Der Papst an die katholischen Jugendverbände Deutschlands
Zum Ostersonntag 1934, der auf den 1. April fällt, richtet Papst Pius XI folgende Botschaft an die katholischen Jungmännerverbände in Deutschland:
„Geliebte Söhne! Den Ausdruck kindlicher Ergebenheit gegen den Stellvertreter Christi und der unverbrüchlichen Treue zur heiligen Kirche, den Ihr uns übermittelt habt, nehmen wir mit inniger Teilnahme und großer Genugtuung entgegen. Mit inniger Teilnahme: denn Ihr habt in vorderster Linie für Eure religiösen Ideale bereits große Opfer gebracht und bringt sie noch täglich.
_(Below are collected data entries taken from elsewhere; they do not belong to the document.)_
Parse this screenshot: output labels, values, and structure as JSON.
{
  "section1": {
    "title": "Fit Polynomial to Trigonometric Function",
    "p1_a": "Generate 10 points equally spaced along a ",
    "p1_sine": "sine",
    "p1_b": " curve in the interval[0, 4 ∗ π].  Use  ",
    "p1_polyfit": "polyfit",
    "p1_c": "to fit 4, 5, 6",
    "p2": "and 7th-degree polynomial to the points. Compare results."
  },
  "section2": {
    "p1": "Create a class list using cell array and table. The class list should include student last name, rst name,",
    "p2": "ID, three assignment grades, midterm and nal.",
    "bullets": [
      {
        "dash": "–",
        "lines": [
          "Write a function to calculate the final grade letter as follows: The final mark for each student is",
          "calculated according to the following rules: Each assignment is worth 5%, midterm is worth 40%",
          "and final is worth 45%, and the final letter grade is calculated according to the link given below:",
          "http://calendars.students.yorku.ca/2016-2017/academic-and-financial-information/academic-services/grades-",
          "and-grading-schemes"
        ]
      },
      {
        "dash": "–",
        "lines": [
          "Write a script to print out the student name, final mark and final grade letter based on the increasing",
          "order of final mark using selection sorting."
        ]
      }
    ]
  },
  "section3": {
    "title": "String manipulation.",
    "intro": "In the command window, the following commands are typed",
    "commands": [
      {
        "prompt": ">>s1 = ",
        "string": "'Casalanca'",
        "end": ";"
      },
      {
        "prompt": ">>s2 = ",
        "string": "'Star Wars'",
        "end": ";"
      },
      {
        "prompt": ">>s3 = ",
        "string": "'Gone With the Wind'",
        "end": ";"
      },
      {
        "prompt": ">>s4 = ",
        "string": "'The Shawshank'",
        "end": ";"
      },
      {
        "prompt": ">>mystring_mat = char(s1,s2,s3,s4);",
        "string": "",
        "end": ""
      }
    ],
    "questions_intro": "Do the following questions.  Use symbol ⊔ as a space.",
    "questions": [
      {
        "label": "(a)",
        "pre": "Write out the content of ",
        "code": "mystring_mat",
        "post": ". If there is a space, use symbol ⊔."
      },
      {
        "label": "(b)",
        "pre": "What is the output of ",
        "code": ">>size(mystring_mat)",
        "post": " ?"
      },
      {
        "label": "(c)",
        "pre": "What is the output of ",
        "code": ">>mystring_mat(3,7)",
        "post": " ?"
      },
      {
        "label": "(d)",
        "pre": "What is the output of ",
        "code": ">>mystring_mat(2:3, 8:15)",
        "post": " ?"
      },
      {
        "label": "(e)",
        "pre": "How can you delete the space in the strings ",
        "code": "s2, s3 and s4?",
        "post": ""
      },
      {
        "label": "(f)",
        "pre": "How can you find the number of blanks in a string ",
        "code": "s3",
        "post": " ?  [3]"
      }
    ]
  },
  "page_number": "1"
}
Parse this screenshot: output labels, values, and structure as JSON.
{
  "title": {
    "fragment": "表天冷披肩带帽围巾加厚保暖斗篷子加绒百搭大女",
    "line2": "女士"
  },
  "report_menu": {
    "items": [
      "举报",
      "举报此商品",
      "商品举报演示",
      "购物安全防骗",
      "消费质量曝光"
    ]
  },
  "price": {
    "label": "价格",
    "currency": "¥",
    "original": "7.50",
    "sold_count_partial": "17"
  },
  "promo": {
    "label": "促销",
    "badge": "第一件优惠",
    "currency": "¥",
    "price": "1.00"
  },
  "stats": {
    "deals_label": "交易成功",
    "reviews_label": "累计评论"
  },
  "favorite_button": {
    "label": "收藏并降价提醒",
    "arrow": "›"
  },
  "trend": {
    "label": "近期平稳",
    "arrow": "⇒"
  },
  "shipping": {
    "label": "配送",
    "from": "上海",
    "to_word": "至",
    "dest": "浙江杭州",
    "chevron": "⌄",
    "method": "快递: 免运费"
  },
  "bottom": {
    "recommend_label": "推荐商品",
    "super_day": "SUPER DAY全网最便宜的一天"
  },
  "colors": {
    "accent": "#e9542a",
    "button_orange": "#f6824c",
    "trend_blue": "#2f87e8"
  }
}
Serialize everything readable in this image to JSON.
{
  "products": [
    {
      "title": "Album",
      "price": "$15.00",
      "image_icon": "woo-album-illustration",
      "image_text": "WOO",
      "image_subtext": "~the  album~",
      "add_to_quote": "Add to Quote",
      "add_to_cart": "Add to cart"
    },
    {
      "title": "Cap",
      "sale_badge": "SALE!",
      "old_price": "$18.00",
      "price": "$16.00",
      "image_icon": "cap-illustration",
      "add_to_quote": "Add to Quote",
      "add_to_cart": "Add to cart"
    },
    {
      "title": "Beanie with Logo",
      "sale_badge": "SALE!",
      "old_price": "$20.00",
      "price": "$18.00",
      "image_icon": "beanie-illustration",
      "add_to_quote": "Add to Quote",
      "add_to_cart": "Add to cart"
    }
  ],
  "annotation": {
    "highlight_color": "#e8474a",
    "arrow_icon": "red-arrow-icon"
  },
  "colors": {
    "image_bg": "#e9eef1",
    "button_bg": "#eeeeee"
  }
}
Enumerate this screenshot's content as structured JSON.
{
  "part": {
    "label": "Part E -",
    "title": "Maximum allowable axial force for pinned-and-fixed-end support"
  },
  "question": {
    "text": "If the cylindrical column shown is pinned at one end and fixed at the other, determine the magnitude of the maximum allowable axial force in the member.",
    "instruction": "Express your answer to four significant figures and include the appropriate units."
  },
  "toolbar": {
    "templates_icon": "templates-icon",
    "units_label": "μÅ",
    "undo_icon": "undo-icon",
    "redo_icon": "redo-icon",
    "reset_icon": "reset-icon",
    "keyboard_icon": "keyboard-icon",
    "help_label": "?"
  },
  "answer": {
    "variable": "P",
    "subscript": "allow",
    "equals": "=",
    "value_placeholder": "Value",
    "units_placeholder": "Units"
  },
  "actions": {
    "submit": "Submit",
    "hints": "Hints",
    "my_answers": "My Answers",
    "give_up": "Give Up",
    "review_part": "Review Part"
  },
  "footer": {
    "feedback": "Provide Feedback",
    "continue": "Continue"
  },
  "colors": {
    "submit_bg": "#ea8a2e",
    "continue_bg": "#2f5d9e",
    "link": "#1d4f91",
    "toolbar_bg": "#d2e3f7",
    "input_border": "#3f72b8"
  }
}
Mit großer Genugtuung über den Bekennermut, den Ihr offenbart, und die echt übernatürliche Gesinnung, von der Ihr beseelt seid.
Trotz alles Schwerem, durch das Euch die Vorsehung hindurchleitet, und entgegen einer mit Lockrufen und Druck arbeitenden Propaganda für eine neue Lebensauffassung, die von Christus weg ins Heidentum zurückführt, habt Ihr dem Heiland und seiner Kirche den Schwur der Liebe und Treue gehalten und bleibt gerade deshalb umso gefestigter in der Hingabe an Volk und Heimat, denen Ihr, wie in vergangenen Zeiten, euch jetzt in engster Verbundenheit selbstlos dienen wollt.
Wir kennen aus verantwortungsvoller Hirtensorge - und wir wissen, dass sie auch die große Sorge Eurer Bischöfe ist - die Lage der katholischen Jugendlichen Deutschlands. Eure Verbände sollen jedenfalls wissen, dass Ihre Sache unsere Sache ist. Wir führen Euch in väterlicher Liebe unter das Kreuz Jesu Christi, das auf Euren Bannern leuchtet, und spenden Euch, Euren Eltern und Angehörigen als Kraftquelle unerschütterlicher Glaubenstreue von Herzen den erbetenen apostolischen Segen."